FIG. 6 is a block diagram showing another embodiment of the drive control circuit of the blower.

FIG. 7 is a flowchart according to another embodiment of the drive control circuit of the blower.

[Explanation of symbols]

1 ... Case main body, 2 ... Product storage room, 2a ... Front opening, 5
a, 5b ... Cold air passage, 7a, 7b ... Evaporator, 8 ... Blower, 14 ... Damper, 17 ... Proximity switch, 18 ... μCP
U, 19, 20 ... fan driving circuit, A _1, A ₂ ... Eaka - Ten.

Claims (1)

[Claims] 1. An air cart is formed at the front opening of a product storage chamber by two cold air passages each having an evaporator, and ventilation of a blower passing through each cold air passage is switched by passage opening / closing means to provide one cold air passage. A first operation mode in which the evaporator in the passage is a cooling mode and the evaporator in the other cold air passage is a defrosting mode, and a second operation is in which the evaporators in both cold air passages are a cooling mode.
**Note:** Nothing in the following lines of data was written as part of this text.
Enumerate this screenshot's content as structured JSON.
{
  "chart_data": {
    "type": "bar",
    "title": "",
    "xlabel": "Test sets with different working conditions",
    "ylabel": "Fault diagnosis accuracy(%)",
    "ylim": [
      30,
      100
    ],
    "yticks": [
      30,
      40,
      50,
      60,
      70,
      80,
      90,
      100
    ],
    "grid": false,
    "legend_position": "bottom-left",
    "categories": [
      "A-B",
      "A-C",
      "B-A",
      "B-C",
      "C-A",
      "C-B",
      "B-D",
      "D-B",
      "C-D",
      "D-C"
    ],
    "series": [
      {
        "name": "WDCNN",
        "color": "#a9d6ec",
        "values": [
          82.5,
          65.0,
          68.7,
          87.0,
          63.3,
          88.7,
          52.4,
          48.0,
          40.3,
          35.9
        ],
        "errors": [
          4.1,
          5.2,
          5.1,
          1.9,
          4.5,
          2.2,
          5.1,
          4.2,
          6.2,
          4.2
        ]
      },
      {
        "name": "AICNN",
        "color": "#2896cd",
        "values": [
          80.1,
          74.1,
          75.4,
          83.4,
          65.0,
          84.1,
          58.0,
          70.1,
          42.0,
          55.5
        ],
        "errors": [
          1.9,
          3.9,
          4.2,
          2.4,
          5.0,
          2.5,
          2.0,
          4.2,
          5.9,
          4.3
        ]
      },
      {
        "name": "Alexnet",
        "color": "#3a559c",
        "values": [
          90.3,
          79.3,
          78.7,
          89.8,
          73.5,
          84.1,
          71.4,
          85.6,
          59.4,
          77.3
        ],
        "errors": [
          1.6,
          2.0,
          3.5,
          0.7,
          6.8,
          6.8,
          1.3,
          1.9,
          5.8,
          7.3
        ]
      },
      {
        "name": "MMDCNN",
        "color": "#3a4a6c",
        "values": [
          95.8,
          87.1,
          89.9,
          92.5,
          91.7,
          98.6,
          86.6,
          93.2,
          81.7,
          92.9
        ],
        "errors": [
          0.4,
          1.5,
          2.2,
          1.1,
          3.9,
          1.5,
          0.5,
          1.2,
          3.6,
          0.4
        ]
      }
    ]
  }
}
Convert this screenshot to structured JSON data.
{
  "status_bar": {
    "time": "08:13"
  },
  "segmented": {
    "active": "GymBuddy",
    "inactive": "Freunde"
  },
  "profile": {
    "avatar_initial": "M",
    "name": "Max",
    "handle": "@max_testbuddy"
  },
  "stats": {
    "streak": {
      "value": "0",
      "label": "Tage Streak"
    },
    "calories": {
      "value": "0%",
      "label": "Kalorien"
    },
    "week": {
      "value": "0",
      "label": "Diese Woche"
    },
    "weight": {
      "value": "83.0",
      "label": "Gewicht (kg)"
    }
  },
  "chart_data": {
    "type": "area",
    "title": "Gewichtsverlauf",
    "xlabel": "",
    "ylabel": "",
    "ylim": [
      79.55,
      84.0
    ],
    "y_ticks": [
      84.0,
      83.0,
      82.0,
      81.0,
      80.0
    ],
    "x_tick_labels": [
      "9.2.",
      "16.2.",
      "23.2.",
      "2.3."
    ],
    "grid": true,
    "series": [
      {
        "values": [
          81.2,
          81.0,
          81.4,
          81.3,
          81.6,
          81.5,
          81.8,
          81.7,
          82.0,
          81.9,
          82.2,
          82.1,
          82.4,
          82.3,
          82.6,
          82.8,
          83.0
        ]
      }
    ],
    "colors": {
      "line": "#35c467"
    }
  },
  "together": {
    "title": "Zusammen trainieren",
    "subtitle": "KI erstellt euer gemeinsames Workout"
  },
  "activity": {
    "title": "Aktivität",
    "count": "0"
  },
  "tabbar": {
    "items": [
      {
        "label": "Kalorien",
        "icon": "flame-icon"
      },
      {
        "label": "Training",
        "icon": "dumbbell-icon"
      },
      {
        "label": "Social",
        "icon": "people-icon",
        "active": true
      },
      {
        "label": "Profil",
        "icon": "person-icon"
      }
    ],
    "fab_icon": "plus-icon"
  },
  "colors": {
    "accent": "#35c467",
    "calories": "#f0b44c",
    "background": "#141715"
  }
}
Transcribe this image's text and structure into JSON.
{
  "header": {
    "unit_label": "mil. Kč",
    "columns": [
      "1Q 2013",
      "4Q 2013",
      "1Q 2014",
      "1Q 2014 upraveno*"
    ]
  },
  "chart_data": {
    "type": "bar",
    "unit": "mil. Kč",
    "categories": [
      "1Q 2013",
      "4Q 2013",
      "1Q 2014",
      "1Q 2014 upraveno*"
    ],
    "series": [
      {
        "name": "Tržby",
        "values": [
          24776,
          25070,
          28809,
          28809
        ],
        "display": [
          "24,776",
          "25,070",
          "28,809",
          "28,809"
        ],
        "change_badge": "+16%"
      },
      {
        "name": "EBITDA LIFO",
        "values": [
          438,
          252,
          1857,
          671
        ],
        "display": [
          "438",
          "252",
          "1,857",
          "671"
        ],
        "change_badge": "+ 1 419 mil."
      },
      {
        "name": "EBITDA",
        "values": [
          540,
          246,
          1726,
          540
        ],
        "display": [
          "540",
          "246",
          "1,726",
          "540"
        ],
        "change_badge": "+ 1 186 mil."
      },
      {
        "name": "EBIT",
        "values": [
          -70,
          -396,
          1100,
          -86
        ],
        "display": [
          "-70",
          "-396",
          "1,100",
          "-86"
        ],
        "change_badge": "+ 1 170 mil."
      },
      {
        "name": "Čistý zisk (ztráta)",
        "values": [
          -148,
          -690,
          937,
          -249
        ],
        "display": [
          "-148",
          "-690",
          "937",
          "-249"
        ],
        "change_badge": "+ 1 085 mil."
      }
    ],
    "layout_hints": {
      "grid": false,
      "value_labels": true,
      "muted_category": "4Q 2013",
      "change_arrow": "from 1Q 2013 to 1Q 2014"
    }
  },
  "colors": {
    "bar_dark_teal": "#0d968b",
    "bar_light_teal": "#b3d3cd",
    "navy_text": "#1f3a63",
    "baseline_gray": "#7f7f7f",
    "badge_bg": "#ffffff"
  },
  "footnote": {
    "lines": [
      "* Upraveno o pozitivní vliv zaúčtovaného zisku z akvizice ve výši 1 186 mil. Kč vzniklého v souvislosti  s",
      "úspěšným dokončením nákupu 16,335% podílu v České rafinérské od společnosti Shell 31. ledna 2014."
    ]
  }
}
And a third operation mode in which the evaporator in the other cool air passage is the cooling mode and the evaporator in the one cool air passage is the defrosting mode. The air volume control structure has an air volume control means for increasing the air volume of the blower in the first and third operation modes more than the air volume of the blower in the second operation mode. -Punsho-case air volume control structure.